Había una pregunta. Una pregunta crucial:

«¿Qué significado tiene esta cosa pequeñita en la historia que estamos escribiendo? ¿Qué función desempeña?

»Esta cosa pequeñita reacciona de manera tangible ante la escena en la que la Little People y la niña protagonista crean la crisálida de aire dentro del almacén. Dentro de mi útero hay un calor suave pero palpable que desprende una tenue luz anaranjada.
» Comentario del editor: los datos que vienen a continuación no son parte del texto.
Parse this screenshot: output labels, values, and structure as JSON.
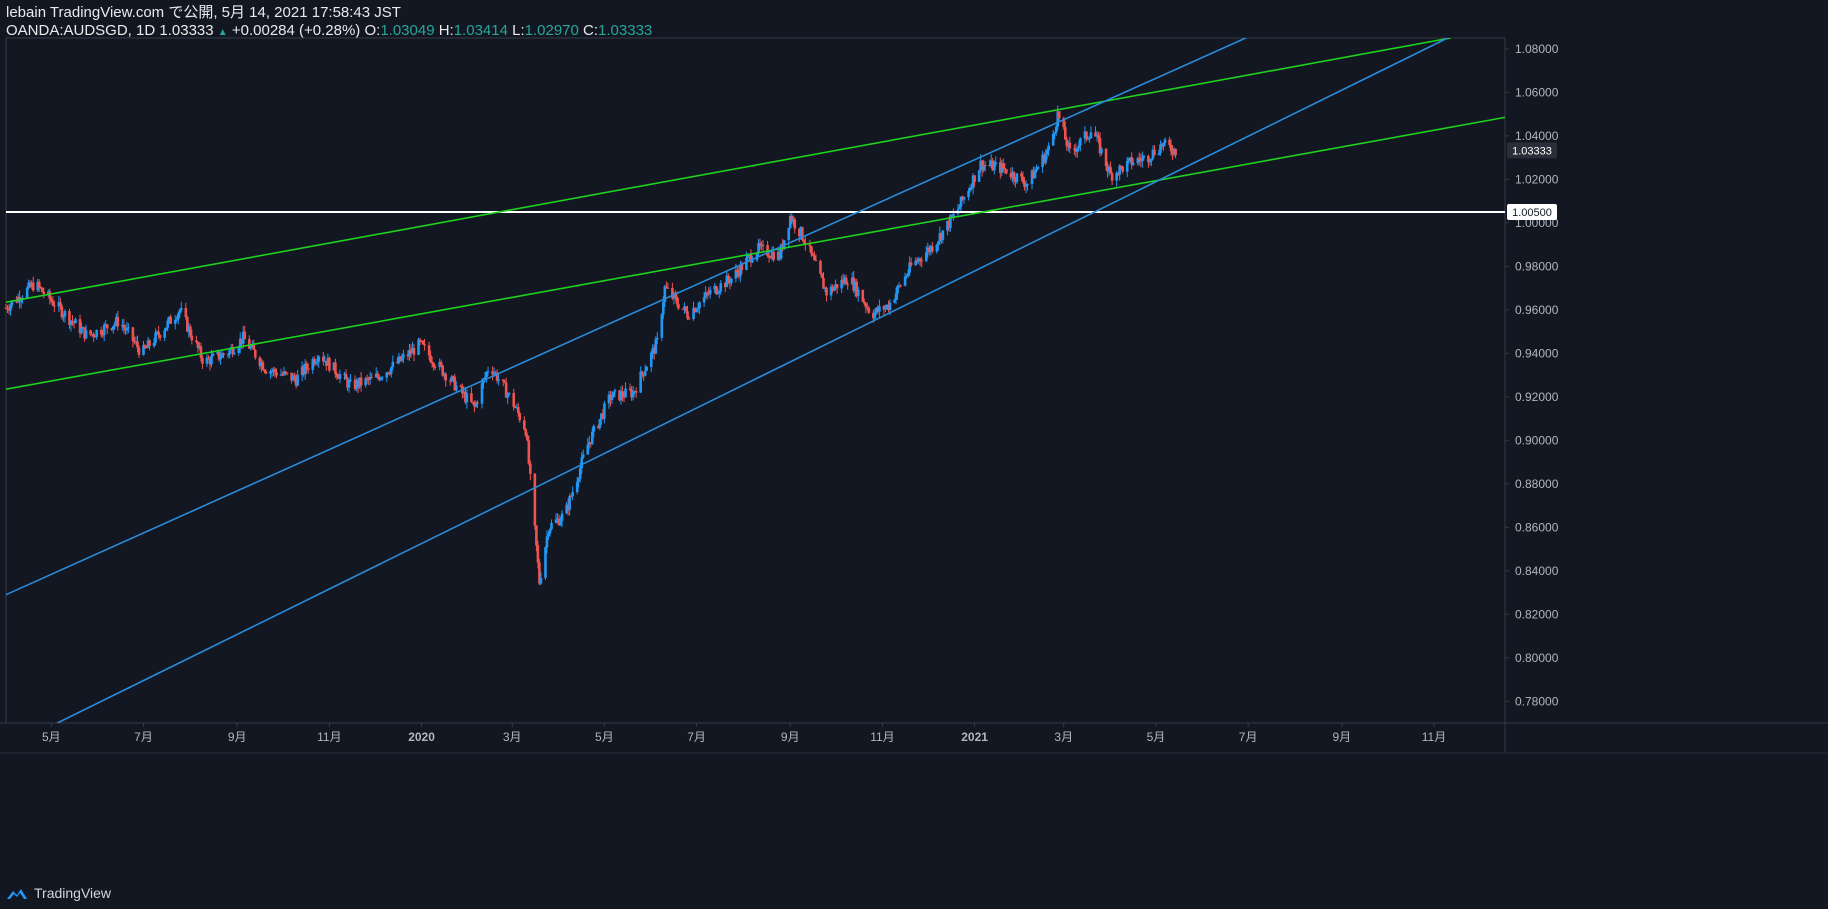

Como la propia crisálida de aire. ¿Querrá decir que mi útero funciona como una crisálida de aire? ¿Seré yo la mother y esa cosa pequeñita, mi daughter? ¿Ha tenido la Little People algo que ver en el hecho de que concibiese un bebé de Tengo sin haber mantenido relaciones sexuales? ¿Se han valido arteramente de mi útero para aprovecharlo como crisálida de aire? ¿Estarán intentando utilizarme para conseguir una nueva daughter?

»No, no puede ser», se dijo Aomame con convicción. «Eso es imposible».

La Little People había perdido su vitalidad. Lo había dicho el líder. La amplia divulgación de La crisálida de aire entorpecía sus movimientos. No cabía duda de que el embarazo se desarrollaba fuera de sus miradas y de su área de influencia. Pero ¿quién —o qué clase de poder— había posibilitado el embarazo? ¿Y para qué?

Aomame no lo sabía.

Lo único que sabía era que esa cosa pequeñita era una vida valiosa que Tengo y ella habían concebido. Volvió a colocarse las manos sobre el abdomen, que desprendía la luz naranja, aureolándolo, y presionó con suavidad. Y dejó que el calor que sentía circulara y se difundiera por todo su cuerpo. «Pase lo que pase, debo proteger a esta cosa pequeñita. Nadie me la va a arrebatar. Nadie le va a hacer daño. Vamos a protegerla, los dos, y a cuidarla». En medio de la oscuridad, se armó de determinación.

Fue al dormitorio, se quitó la bata y se metió en la cama. Boca arriba, con las manos sobre el vientre, volvió a sentir en las palmas ese calor. Todas sus preocupaciones y su incertidumbre se desvanecieron. «Debo ser más fuerte. Mi cuerpo y mi espíritu deben permanecer unidos, ser uno». Al rato, vino el sueño en silencio, como una voluta de humo, y la envolvió entera. En el cielo todavía flotaban las dos lunas, una al lado de otra.